Despite their shared goal of opposing regulation, however, these opponents of climate science are not all of one mind in other respects, and thus no single term really fits them all.
Some make scientifically ludicrous claims, such as denying that carbon dioxide is a greenhouse gas or rejecting the idea that humans are responsible for its increase in the atmosphere. Others deny that Earth is actually warming, despite overwhelming evidence that it is, including the rapid melting of billions of tons of land ice all over the planet.
Yet the critics of established climate science also include a handful of people with credentials in atmospheric physics, and track records of publishing in the field. They acknowledge the heat-trapping powers of greenhouse gases, and they distance themselves from people who deny such basic points.
“For God’s sake, I can’t be lumped in with that crowd,” said Patrick J. Michaels, a former University of Virginia scientist employed by the libertarian Cato Institute in Washington.
Contrarian scientists like Dr. Michaels tend to argue that the warming will be limited, or will occur so gradually that people will cope with it successfully, or that technology will come along to save the day – or all of the above.
The contrarian scientists like to present these upbeat scenarios as the only plausible outcomes from runaway emissions growth. Mainstream scientists see them as being the low end of a range of possible outcomes that includes an alarming high end, and they say the only way to reduce the risks is to reduce emissions.
The dissenting scientists have been called “lukewarmers” by some, for their view that Earth will warm only a little. That is a term Dr. Michaels embraces. “I think it’s wonderful!” he said. He is working on a book, “The Lukewarmers’ Manifesto.”
When they publish in scientific journals, presenting data and arguments to support their views, these contrarians are practicing science, and perhaps the “skeptic” label is applicable. But not all of them are eager to embrace it.
“As far as I can tell, skepticism involves doubts about a plausible proposition,” another of these scientists, Richard S. Lindzen, told an audience a few years ago. “I think current global warming alarm does not represent a plausible proposition.”
Papers by Dr. Lindzen and others disputing the risks of global warming have fared poorly in the scientific literature, with mainstream scientists pointing out what they see as fatal errors. Nonetheless, these contrarian scientists testify before Congress and make statements inconsistent with the vast bulk of the scientific evidence, claiming near certainty that society is not running any risk worth worrying about.
It is perhaps no surprise that many environmentalists have started to call them deniers.
The scientific dissenters object to that word, claiming it is a deliberate attempt to link them to Holocaust denial. Some academics sharply dispute having any such intention, but others have started using the slightly softer word “denialist” to make the same point without stirring complaints about evoking the Holocaust.

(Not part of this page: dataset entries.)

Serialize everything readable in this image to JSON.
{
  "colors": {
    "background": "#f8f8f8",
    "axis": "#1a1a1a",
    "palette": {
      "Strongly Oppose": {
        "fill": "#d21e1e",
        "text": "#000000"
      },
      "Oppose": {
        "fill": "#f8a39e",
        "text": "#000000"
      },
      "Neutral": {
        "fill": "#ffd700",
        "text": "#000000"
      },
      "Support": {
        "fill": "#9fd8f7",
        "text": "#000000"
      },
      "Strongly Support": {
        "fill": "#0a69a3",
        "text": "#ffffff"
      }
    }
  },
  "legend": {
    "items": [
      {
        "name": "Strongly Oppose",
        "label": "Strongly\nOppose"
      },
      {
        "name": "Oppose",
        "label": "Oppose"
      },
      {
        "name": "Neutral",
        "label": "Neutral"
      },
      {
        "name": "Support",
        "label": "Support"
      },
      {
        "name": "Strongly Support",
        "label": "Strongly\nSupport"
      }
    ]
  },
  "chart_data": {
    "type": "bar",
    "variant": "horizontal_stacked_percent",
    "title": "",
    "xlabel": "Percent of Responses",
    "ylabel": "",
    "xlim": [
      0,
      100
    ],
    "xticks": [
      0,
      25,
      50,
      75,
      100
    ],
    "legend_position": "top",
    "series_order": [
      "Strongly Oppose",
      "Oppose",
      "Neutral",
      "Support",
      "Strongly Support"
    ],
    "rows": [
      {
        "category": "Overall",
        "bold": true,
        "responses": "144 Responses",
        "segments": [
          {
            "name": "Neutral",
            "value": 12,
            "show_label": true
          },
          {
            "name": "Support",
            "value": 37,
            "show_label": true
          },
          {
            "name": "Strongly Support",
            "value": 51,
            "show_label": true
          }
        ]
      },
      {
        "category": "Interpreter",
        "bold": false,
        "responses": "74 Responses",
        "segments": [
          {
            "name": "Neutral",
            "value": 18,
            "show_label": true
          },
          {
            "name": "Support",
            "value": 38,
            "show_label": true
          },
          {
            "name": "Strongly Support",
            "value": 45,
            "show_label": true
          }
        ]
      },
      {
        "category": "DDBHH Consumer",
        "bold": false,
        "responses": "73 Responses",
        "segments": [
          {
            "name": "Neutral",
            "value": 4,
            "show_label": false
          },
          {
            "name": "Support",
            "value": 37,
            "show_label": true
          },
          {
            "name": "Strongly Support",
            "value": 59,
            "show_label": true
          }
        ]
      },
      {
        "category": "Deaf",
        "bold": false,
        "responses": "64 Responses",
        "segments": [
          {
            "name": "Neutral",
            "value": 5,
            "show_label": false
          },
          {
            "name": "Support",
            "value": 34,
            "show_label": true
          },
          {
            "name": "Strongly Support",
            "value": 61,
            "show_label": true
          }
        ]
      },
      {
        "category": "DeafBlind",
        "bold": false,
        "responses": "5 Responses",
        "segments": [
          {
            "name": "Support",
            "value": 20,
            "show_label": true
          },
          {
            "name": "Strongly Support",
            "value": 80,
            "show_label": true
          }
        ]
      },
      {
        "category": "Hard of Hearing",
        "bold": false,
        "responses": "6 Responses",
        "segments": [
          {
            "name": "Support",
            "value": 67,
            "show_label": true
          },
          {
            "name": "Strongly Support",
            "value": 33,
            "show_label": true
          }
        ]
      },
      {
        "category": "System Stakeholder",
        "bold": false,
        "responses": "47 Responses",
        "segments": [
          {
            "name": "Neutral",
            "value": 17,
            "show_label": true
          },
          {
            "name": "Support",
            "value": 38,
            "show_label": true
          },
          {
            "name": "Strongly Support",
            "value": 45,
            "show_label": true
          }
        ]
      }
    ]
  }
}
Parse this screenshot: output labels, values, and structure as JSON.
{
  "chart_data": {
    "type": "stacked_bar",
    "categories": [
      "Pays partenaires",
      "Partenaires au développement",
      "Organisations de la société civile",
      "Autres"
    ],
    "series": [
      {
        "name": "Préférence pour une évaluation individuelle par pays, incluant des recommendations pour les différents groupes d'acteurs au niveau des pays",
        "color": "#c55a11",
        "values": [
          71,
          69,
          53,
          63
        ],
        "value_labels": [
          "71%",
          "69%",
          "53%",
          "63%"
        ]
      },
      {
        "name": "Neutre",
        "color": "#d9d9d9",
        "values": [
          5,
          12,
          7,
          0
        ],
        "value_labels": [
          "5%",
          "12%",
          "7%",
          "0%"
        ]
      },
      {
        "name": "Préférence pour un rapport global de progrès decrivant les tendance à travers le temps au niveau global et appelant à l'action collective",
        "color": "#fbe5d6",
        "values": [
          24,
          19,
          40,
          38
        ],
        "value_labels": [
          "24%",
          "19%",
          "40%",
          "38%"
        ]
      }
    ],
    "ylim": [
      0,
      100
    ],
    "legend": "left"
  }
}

Scientific denialism has crept into other aspects of modern life, of course, manifesting itself as creationism, anti-vaccine ideology and the opposition to genetically modified crops, among other doctrines.
To groups holding such views, “evidence just doesn’t matter any more,” said Riley E. Dunlap, a sociologist at Oklahoma State University. “It becomes possible to create an alternate reality.”
But Dr. Dunlap pointed out that the stakes with most of these issues are not as high as with climate-change denial, for the simple reason that the fate of the planet may hang in the balance.